Et si la croissance en France ne repartait pas - ou du moins pas franchement ? L'hypothèse, alimentée par une série de prévisions maussades, agite les milieux économiques, qui redoutent un scénario de "stagnation séculaire" dans l'Hexagone, sur fond de déclin des gains de productivité.
Huit ans ont passé depuis la crise des subprimes, provoquée par l'effondrement des prêts immobiliers à risque aux Etats-Unis. Mais les conséquences de cette débâcle financière semblent se faire encore sentir dans les pays industrialisés... et notamment en France, où l'activité peine à redémarrer.
La croissance, selon l'Insee, devrait ainsi plafonner à 1,3% du Produit intérieur brut (PIB) en 2016, après 1,2% l'année dernière. Et les perspectives pour 2017 ne s'annoncent guère meilleures: l'OCDE comme le FMI tablent en effet sur une hausse de 1,3% seulement, inférieure de 0,2 point à celle prévue par le gouvernement.
La conjoncture est "plate comme le dos de la main", concède Philippe Waechter, directeur de la recherche économique chez Natixis, qui assure à l'AFP ne "pas voir ce qui permettrait à l'activité d'accélérer" au cours des prochains mois.
"Le pire, c'est qu'on est censé être dans une période de conjoncture favorable", avec des "conditions d'endettement extrêmement accommodantes", ajoute l'économiste. "Du coup, ça donne le sentiment qu'on n'a pas la capacité d'aller au-delà de 1,5%, ce qui est évidemment préoccupant".
Un pessimisme partagé par Xavier Timbeau, directeur de l'Observatoire français des conjonctures économiques (OFCE). "La crise a mis au jour des problèmes qui étaient déjà présents de façon latente. Cela tend à accréditer l'idée qu'on se trouve dans une situation de stagnation séculaire", estime-t-il.
- excès d'épargne -
Ce concept, inventé par l'économiste Alvin Hansen en 1938, a refait surface en 2013 sous la plume de l'ex-secrétaire américain au Trésor Larry Summers. Il désigne une situation où la "croissance potentielle", c'est-à-dire la croissance atteinte lorsque les ressources sont pleinement mobilisées, est durablement atone.

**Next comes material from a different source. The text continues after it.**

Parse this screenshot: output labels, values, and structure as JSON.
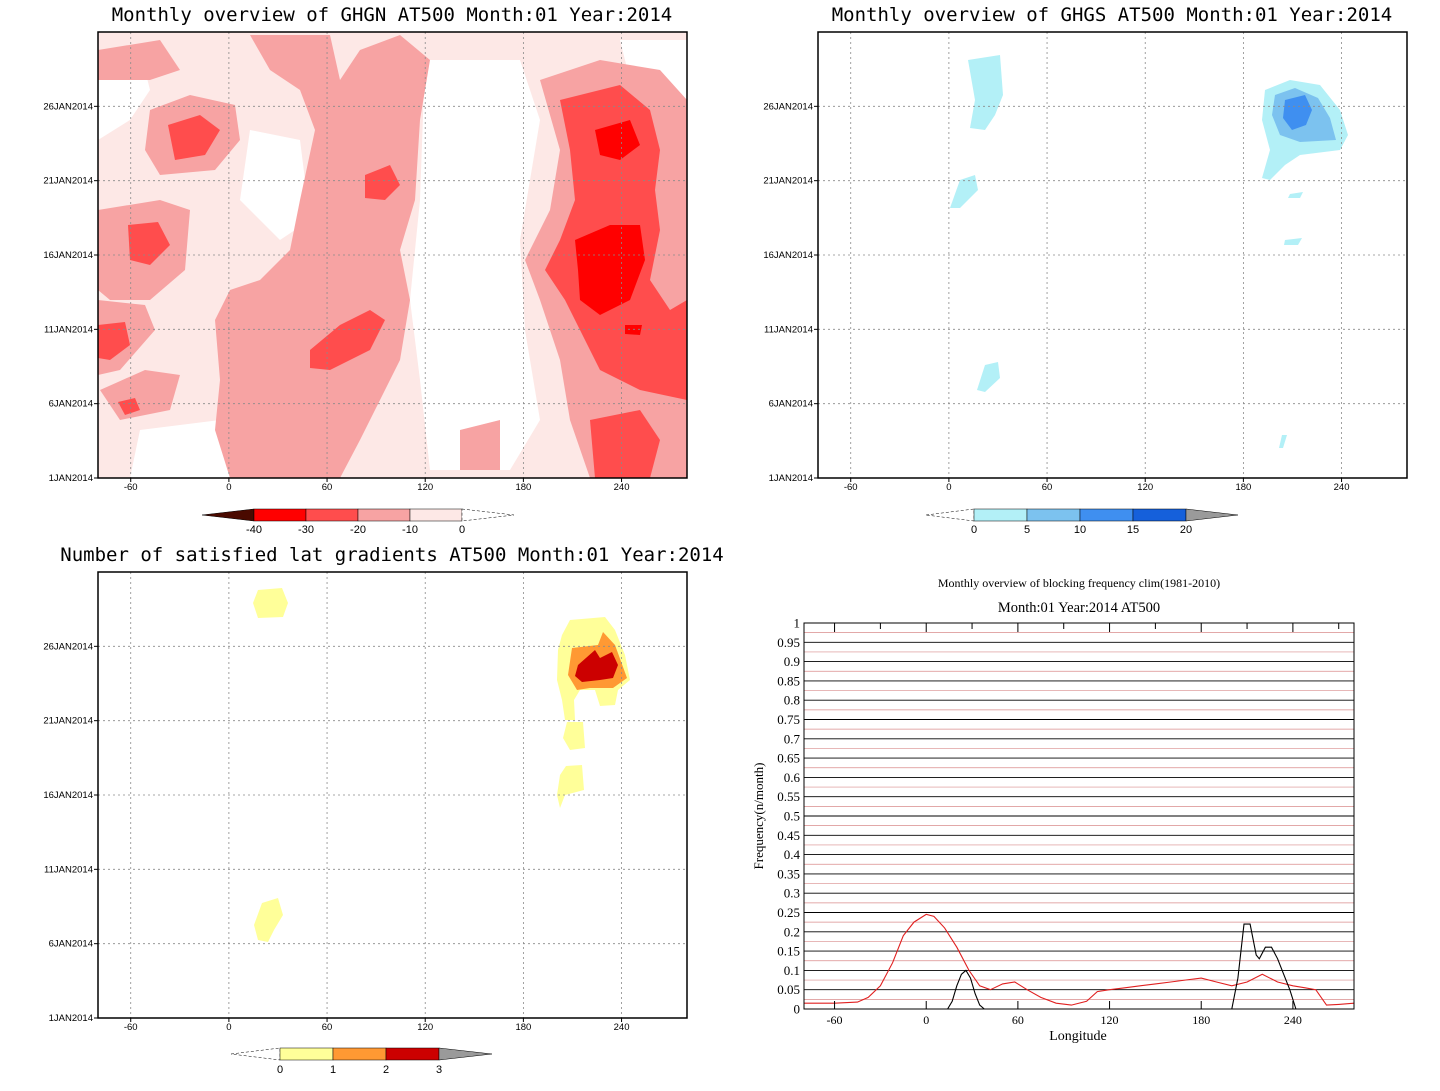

"On considère alors que la faible croissance ne résulte pas seulement de problèmes conjoncturels", explique à l'AFP Michel Aglietta, professeur à l'université Paris X-Nanterre. "Il y a un problème plus profond, avec un enchaînement de relations de causes à effets qui fait que l'atonie économique s'auto-entretient".
Ce phénomène, commun à l'ensemble des pays industrialisés, résulte selon Larry Summers d'un déficit persistant de la demande, lié à un excès d'épargne... lui-même provoqué par un accroissement des inégalités - les ménages les plus aisés ayant une propension à épargner plus élevée que les ménages modestes.
Pour d'autres, le problème vient de l'offre: la croissance serait ainsi plombée par le déclin des gains de productivité, lié à l'essoufflement du progrès technique. Une théorie alimentée par la faible influence qu'a eu jusqu'à présent la révolution numérique sur la production, comparée à l'électricité en son temps.
- "fatalité"? -
"Ces explications par des facteurs de demande ou d'offre ne sont pas exclusives", mais "se renforcent mutuellement", souligne dans une note récente le Trésor, qui rappelle que la faiblesse de la demande peut peser sur la croissance via des effets d'"hystérèse" - ou phénomènes qui persistent quand leur cause a disparu.
Un chômage de longue durée entraîne ainsi une perte de qualification pour les travailleurs concernés, qui pénalise en retour la productivité. Un climat d'incertitude pousse quant à lui les entreprises à réduire leurs investissements, ce qui compromet leur production future.
Autant de facteurs qui poussent les économistes au pessimisme, certains affirmant que la France (où la croissance est passée de 5,6% dans les années 1960 à 1,5% dans les années 2000) ne connaîtra plus à l'avenir de période semblable aux "Trente Glorieuses", présentées comme une "anomalie historique".
"Il y a sans doute la fin d'une époque. Mais la stagnation séculaire n'est pas une fatalité", nuance cependant Xavier Timbeau, qui n'exclut pas une "nouvelle phase d'expansion", avec des "vagues d'innovation phénoménales". "En attendant, il faut combattre certains freins à la croissance, par une politique adaptée", ajoute-t-il.
Un avis partagé par Michel Aglietta, qui appelle de ses voeux une relance budgétaire. "L'impulsion ne peut venir que de Bruxelles", souligne toutefois l'économiste, qui reconnaît que "les capacités du seul Etat français sont limitées"... en raison de sa dette publique, passée depuis la crise de 64% à près de 100% du PIB.